FOX’s “American Idol” showcased more than just unheralded singers competing for our attention. It brought wildly delusional souls into our living rooms. By golly, these young men and women really think they can sing?
The same was true of Wiseau. Did he actually think he deserved to be behind the camera directing a motion picture? Yes. And Wiseau also believed down to his core he could make a great movie. “The Room” showed just the opposite, yet its failure became its own curious reward.
“The Disaster Artist” captures that journey with heart, humor and a palpable sense of the absurd. It also boasts James Franco’s best performance to date. And, given that he appears in every third movie or TV show at this stage in his career, that’s no small statement.
Dave Franco stars as Greg Sestero, an actor drawn to a fellow thespian who lives life without a filter. Tommy (James Franco) has no problem performing at a diner without using his “inside voice.” He’s an actor, an undiscovered superstar, and the sooner the world meets him, the better.
Greg and Tommy form a quick, and unusually strong bond. They move to California where Tommy sets his directorial debut in motion.
Where will he get the money? Does he know the first thing about what it takes to make a film? Don’t bother him with the details. He’s an artist, and he’s about to prove it to the world.
FAST FACT: “The Room” earned $1,800 during its original, two-week run in 2003.
Based on “The Disaster Artist: My Life Inside The Room, the Greatest Bad Movie Ever Made,” the film almost demands you experience “The Room” before seeing it. Yes, the new film recreates some of that movie’s “magic.” To fully appreciate this “Artist,” and James Franco’s performance, you must endure the source material.
That makes the Oscar nominee’s performance all the more remarkable. James Franco is a handsome, familiar face to pop culture watchers. You’ll still be hard pressed to fully recognize him here. His eyelids are heavy beneath a cascade of inky black curls, and the voice is so Tommy Wiseau – goofy, boastful and odd – you’ll swear the man himself dubbed the vocal track.
That’s just the surface.
Franco transforms himself without CGI or prosthetics. He captures the arrogance required to take on a film project without all the usual support systems. When he’s wounded by reality the pain is oh, so real.

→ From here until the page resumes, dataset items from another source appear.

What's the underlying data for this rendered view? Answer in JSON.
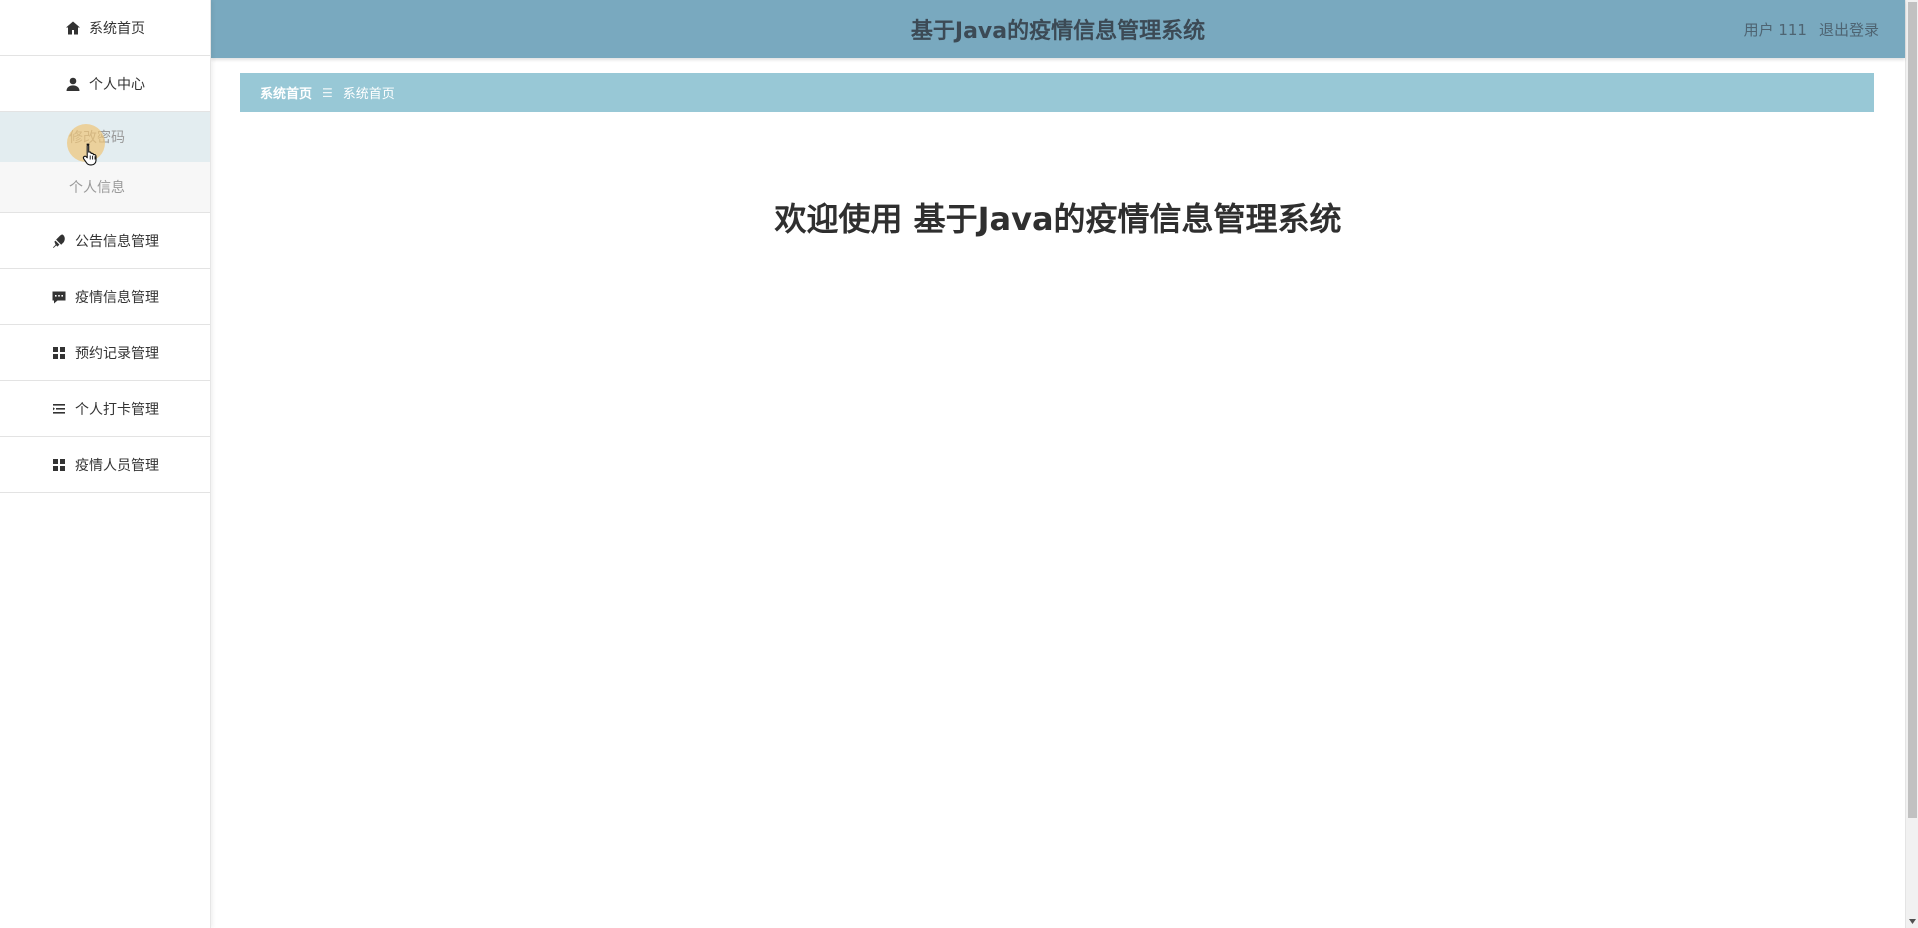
{
  "sidebar": {
    "items": [
      {
        "label": "系统首页",
        "icon": "home-icon"
      },
      {
        "label": "个人中心",
        "icon": "user-icon"
      },
      {
        "label": "公告信息管理",
        "icon": "pin-icon"
      },
      {
        "label": "疫情信息管理",
        "icon": "message-icon"
      },
      {
        "label": "预约记录管理",
        "icon": "grid-icon"
      },
      {
        "label": "个人打卡管理",
        "icon": "list-icon"
      },
      {
        "label": "疫情人员管理",
        "icon": "grid-icon"
      }
    ],
    "submenu": [
      {
        "label": "修改密码",
        "state": "hovered"
      },
      {
        "label": "个人信息"
      }
    ]
  },
  "header": {
    "title": "基于Java的疫情信息管理系统",
    "user": "用户 111",
    "logout": "退出登录"
  },
  "breadcrumb": {
    "items": [
      "系统首页",
      "系统首页"
    ],
    "separator": "☰"
  },
  "main": {
    "welcome": "欢迎使用 基于Java的疫情信息管理系统"
  },
  "colors": {
    "header_bg": "#79a9bf",
    "breadcrumb_bg": "#98c8d6",
    "submenu_active_bg": "#e3edf0"
  }
}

The story itself is a hoot, a collection of richly comic moments that both mock and pay tribute to the Hollywood dream. It alternately send up the movie system while noting the sacrifices people make to stay in its ecosystem.

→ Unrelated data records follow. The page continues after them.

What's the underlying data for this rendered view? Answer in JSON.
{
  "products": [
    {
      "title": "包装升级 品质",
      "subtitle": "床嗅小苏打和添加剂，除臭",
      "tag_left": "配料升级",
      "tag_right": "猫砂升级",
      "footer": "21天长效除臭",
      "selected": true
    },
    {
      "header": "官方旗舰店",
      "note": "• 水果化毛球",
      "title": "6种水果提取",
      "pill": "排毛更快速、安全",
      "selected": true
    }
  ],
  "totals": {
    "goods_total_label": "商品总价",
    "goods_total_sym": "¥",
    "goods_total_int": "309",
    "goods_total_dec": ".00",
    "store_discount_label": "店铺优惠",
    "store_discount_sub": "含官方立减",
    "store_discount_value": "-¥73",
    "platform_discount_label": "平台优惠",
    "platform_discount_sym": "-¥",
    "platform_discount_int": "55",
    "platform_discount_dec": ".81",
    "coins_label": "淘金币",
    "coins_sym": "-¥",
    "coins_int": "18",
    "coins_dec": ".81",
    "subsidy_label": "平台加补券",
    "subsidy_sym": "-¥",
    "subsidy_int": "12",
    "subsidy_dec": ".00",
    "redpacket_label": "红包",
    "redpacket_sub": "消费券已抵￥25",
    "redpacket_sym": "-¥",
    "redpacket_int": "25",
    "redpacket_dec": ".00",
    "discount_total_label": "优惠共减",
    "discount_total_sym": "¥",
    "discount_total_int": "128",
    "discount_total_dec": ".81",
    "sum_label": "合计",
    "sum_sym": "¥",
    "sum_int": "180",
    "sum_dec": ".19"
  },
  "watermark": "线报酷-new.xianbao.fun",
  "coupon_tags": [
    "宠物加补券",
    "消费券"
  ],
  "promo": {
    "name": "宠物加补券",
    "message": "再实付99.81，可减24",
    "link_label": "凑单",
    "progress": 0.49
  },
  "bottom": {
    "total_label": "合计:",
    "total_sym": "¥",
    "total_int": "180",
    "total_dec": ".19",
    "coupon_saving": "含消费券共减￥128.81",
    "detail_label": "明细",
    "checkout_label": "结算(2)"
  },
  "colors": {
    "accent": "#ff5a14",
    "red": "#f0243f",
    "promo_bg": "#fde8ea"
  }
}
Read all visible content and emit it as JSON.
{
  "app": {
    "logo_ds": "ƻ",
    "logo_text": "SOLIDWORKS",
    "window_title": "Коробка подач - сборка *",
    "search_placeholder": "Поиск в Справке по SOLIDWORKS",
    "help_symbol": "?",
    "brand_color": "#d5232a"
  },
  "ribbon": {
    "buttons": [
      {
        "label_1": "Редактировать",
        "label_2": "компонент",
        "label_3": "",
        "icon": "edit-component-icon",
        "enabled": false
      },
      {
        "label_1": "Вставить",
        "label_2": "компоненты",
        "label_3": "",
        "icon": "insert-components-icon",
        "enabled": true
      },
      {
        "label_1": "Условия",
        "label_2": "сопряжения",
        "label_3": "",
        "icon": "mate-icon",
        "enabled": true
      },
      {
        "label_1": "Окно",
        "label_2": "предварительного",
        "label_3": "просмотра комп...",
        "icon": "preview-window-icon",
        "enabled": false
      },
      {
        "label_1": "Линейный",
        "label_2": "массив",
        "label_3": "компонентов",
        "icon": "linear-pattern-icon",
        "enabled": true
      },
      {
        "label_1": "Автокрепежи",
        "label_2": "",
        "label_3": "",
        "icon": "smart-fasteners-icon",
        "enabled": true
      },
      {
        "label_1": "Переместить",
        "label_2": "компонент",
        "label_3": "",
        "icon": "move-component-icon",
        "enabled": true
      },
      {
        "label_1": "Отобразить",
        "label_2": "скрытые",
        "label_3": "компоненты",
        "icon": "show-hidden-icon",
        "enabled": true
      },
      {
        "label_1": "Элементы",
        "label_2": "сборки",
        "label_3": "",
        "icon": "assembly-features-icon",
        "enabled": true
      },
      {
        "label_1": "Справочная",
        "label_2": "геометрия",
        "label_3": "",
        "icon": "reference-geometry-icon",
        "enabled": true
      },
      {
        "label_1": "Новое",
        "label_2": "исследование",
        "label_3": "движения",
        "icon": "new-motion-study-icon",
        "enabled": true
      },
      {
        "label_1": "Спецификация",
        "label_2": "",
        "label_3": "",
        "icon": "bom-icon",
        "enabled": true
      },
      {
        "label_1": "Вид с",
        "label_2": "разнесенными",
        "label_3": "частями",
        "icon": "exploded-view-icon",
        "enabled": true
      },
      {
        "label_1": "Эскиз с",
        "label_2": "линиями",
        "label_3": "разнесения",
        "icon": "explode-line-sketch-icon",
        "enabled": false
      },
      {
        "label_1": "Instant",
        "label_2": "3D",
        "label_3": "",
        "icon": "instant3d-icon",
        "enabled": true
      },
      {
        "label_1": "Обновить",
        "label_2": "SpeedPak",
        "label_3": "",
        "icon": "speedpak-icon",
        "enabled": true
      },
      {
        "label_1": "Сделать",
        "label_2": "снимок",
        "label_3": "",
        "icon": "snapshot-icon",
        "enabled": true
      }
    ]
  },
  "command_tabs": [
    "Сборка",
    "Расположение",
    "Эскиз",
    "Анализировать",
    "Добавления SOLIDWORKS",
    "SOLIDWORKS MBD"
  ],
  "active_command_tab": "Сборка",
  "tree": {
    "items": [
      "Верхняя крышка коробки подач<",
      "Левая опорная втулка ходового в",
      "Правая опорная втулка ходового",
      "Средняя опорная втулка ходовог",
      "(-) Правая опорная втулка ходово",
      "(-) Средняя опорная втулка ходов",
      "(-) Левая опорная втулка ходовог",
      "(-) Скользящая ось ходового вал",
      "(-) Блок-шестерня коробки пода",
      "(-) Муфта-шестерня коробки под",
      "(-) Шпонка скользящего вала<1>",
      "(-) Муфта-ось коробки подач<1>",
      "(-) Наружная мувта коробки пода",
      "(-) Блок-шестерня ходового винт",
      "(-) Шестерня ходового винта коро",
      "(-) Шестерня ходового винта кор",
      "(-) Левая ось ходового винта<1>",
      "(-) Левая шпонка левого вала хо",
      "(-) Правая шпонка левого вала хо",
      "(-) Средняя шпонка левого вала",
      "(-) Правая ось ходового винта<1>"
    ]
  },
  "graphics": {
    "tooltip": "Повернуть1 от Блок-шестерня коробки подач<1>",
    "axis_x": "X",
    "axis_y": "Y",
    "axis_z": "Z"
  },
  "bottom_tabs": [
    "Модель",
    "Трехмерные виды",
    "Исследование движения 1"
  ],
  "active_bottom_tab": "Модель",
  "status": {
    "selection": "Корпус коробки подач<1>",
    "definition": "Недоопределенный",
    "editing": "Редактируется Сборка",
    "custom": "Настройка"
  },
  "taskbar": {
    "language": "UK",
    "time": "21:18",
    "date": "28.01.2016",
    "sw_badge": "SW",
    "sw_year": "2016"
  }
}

A stinging cameo by Judd Apatow is just one of many highlights.
“The Disaster Artist” has plenty of comic material from which to draw, but that isn’t why it satisfies so completely. “The Room,” like “Troll 2” before it, endures as a camp classic due to the authenticity behind every frame.

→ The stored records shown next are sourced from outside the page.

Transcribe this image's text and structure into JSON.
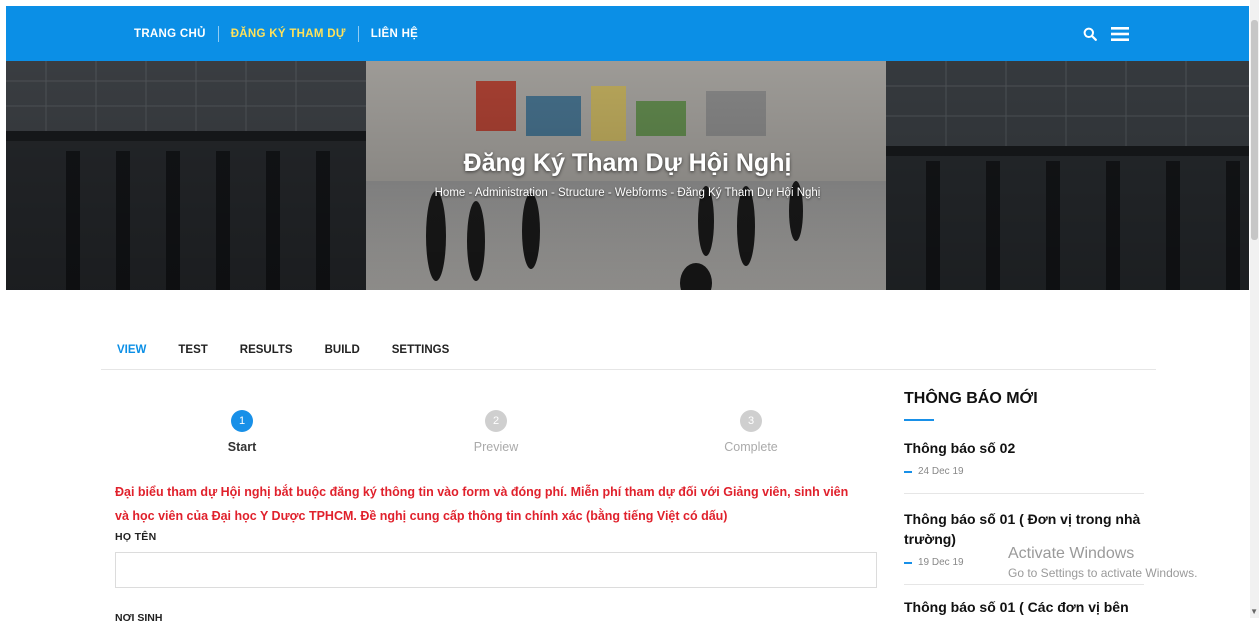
{
  "nav": {
    "items": [
      {
        "label": "TRANG CHỦ"
      },
      {
        "label": "ĐĂNG KÝ THAM DỰ"
      },
      {
        "label": "LIÊN HỆ"
      }
    ],
    "icons": [
      "search-icon",
      "hamburger-menu-icon"
    ]
  },
  "hero": {
    "title": "Đăng Ký Tham Dự Hội Nghị",
    "breadcrumb": [
      "Home",
      "Administration",
      "Structure",
      "Webforms",
      "Đăng Ký Tham Dự Hội Nghị"
    ],
    "separator": " - "
  },
  "tabs": [
    "VIEW",
    "TEST",
    "RESULTS",
    "BUILD",
    "SETTINGS"
  ],
  "steps": [
    {
      "number": "1",
      "label": "Start"
    },
    {
      "number": "2",
      "label": "Preview"
    },
    {
      "number": "3",
      "label": "Complete"
    }
  ],
  "form": {
    "notice_line1": "Đại biểu tham dự Hội nghị bắt buộc đăng ký thông tin vào form và đóng phí. Miễn phí tham dự đối với Giảng viên, sinh viên",
    "notice_line2": "và học viên của Đại học Y Dược TPHCM. Đề nghị cung cấp thông tin chính xác (bằng tiếng Việt có dấu)",
    "name_label": "HỌ TÊN",
    "name_value": "",
    "birthplace_label": "NƠI SINH"
  },
  "sidebar": {
    "title": "THÔNG BÁO MỚI",
    "news": [
      {
        "title": "Thông báo số 02",
        "date": "24 Dec 19"
      },
      {
        "title": "Thông báo số 01 ( Đơn vị trong nhà trường)",
        "date": "19 Dec 19"
      },
      {
        "title": "Thông báo số 01 ( Các đơn vị bên",
        "date": ""
      }
    ]
  },
  "watermark": {
    "line1": "Activate Windows",
    "line2": "Go to Settings to activate Windows."
  },
  "colors": {
    "header_blue": "#0b8fe6",
    "nav_active": "#ffe25a",
    "notice_red": "#e0212c",
    "accent": "#1890e8"
  }
}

This isn’t a case of “Sharknado,” where the goal was to purposely walk the line between sci-fi and unadulterated camp.
Wiseau tried to make the best film he could. Full stop.
There’s a similar love on display here. James Franco, as both star and director, aren’t looking to take cheap shots at “The Room.” The tone is more hospitable, even loving.
The actor has been around long enough to see his fair share of flops. Some had his name attached. That lets him bring a sympathy to his new film that transcends the easy laughs.
It would be the ultimate irony if “The Room” sparked a Best Picture nominee.
HiT or Miss: “The Disaster Artist” maximizes the comic potential from the 2003 camp classic but adds a fondness for the material that makes the laughs hit harder.